As the old man said this he seated himself upon a marble door-step, and wiped the perspiration from his brow; for he had walked a long way that morning, and the thousand associations that pressed upon his memory wearied him.

A company of volunteers, in all the pomp and circumstance of city war, now approached by a cross street. The bugle’s shrill note, mingled in with the clarionet and cymbals; and the glance of the sun upon their bayonets and polished helmets, lit up the martial fire that slumbered in the old man’s soul. He rose upon his feet.

“It is pleasant enough now to look upon such gatherings,” said he, “but those who have heard the drums beat to drown the cries of the wounded and the dying, cannot forget their meaning, though youth and joy accompany them, and though the smiles of beauty urge them on.” And the old man wept, for the men of other days stood about him; and the battle-fields, then silent and deserted, teemed with the dead and the dying; and the blood formed in pools amid the trampled grass, or trickled in little rills down the smoky hill-side.

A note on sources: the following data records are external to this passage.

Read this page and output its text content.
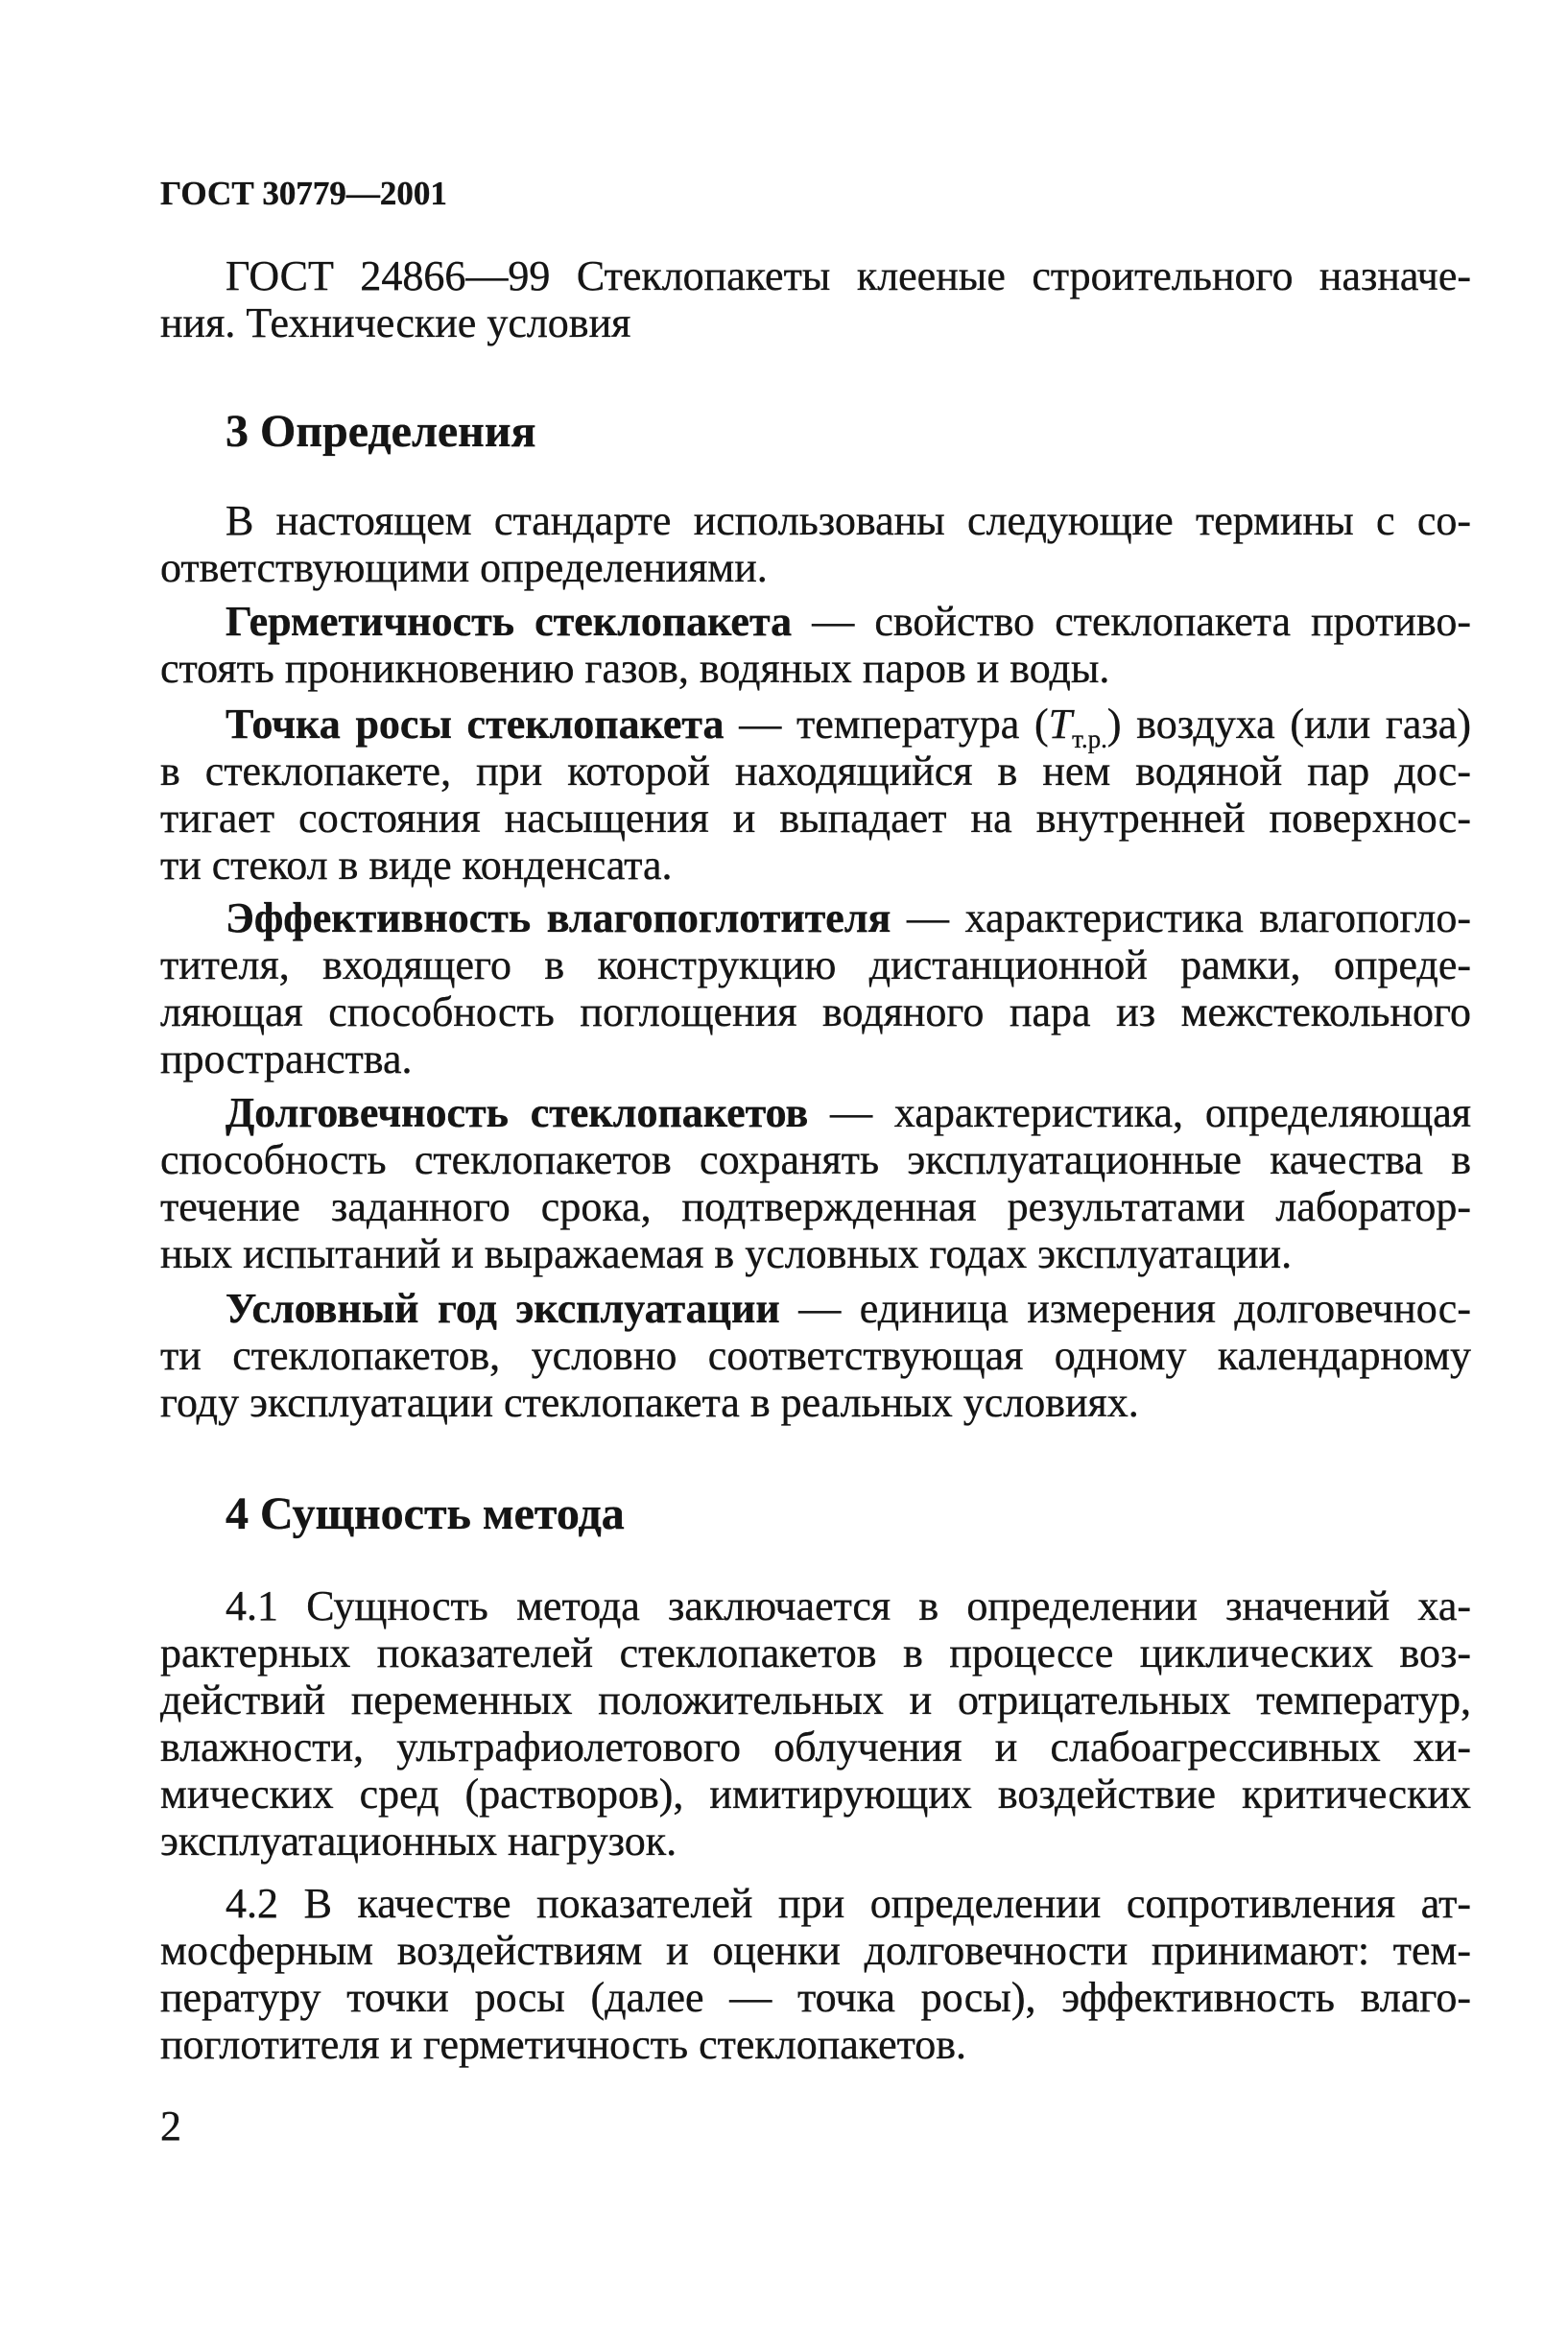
ГОСТ 30779—2001
ГОСТ 24866—99 Стеклопакеты клееные строительного назначе-
ния. Технические условия
3 Определения
В настоящем стандарте использованы следующие термины с со-
ответствующими определениями.
Герметичность стеклопакета — свойство стеклопакета противо-
стоять проникновению газов, водяных паров и воды.
Точка росы стеклопакета — температура $(T_{т.р.})$ воздуха (или газа)
в стеклопакете, при которой находящийся в нем водяной пар дос-
тигает состояния насыщения и выпадает на внутренней поверхнос-
ти стекол в виде конденсата.
Эффективность влагопоглотителя — характеристика влагопогло-
тителя, входящего в конструкцию дистанционной рамки, опреде-
ляющая способность поглощения водяного пара из межстекольного
пространства.
Долговечность стеклопакетов — характеристика, определяющая
способность стеклопакетов сохранять эксплуатационные качества в
течение заданного срока, подтвержденная результатами лаборатор-
ных испытаний и выражаемая в условных годах эксплуатации.
Условный год эксплуатации — единица измерения долговечнос-
ти стеклопакетов, условно соответствующая одному календарному
году эксплуатации стеклопакета в реальных условиях.
4 Сущность метода
4.1 Сущность метода заключается в определении значений ха-
рактерных показателей стеклопакетов в процессе циклических воз-
действий переменных положительных и отрицательных температур,
влажности, ультрафиолетового облучения и слабоагрессивных хи-
мических сред (растворов), имитирующих воздействие критических
эксплуатационных нагрузок.
4.2 В качестве показателей при определении сопротивления ат-
мосферным воздействиям и оценки долговечности принимают: тем-
пературу точки росы (далее — точка росы), эффективность влаго-
поглотителя и герметичность стеклопакетов.
2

A servant now came out of a neighboring house and invited the old man in. He thankfully accepted the hospitality of the polite citizen, and soon stood in a comfortable breakfast room. A young man of twenty-one received him with kindness; and a tall, prim woman of eighty-six cordially insisted upon his joining her family at the breakfast-table. A beautiful girl of eighteen took the old man’s hat and cane, and wheeled up an old arm-chair that had done the family some service in ancient days. The old man as she seated herself beside him, patted her upon the head, and a firm—“God bless you”—escaped from his wrinkled and pallid lips. The old lady suddenly paused in her tea-table duty, and looked earnestly at her guest. The old man’s eyes met hers—they had seen each other before—but the mists of time shrouded their memories, and blended names and places and periods strangely together.

“Will thee have another cup of tea?” said the matron to the old man.

“I have heard that voice,” thought the stranger, as he took the proffered cup with gratitude, and finished his breakfast in silence.

“Oh! grandmother,” said the maiden, springing to the window, “here come the Iron Greys; how splendidly they look.”

“I cannot look at them,” said the matron, in a trembling voice—“thy grandfather was killed by the Brunswick Greys at Princeton.”

“What was his name?” said the old man, fixing his dim eye steadily upon the speaker’s face.

“Charles Greely,” said the matron, shedding an unexpected tear.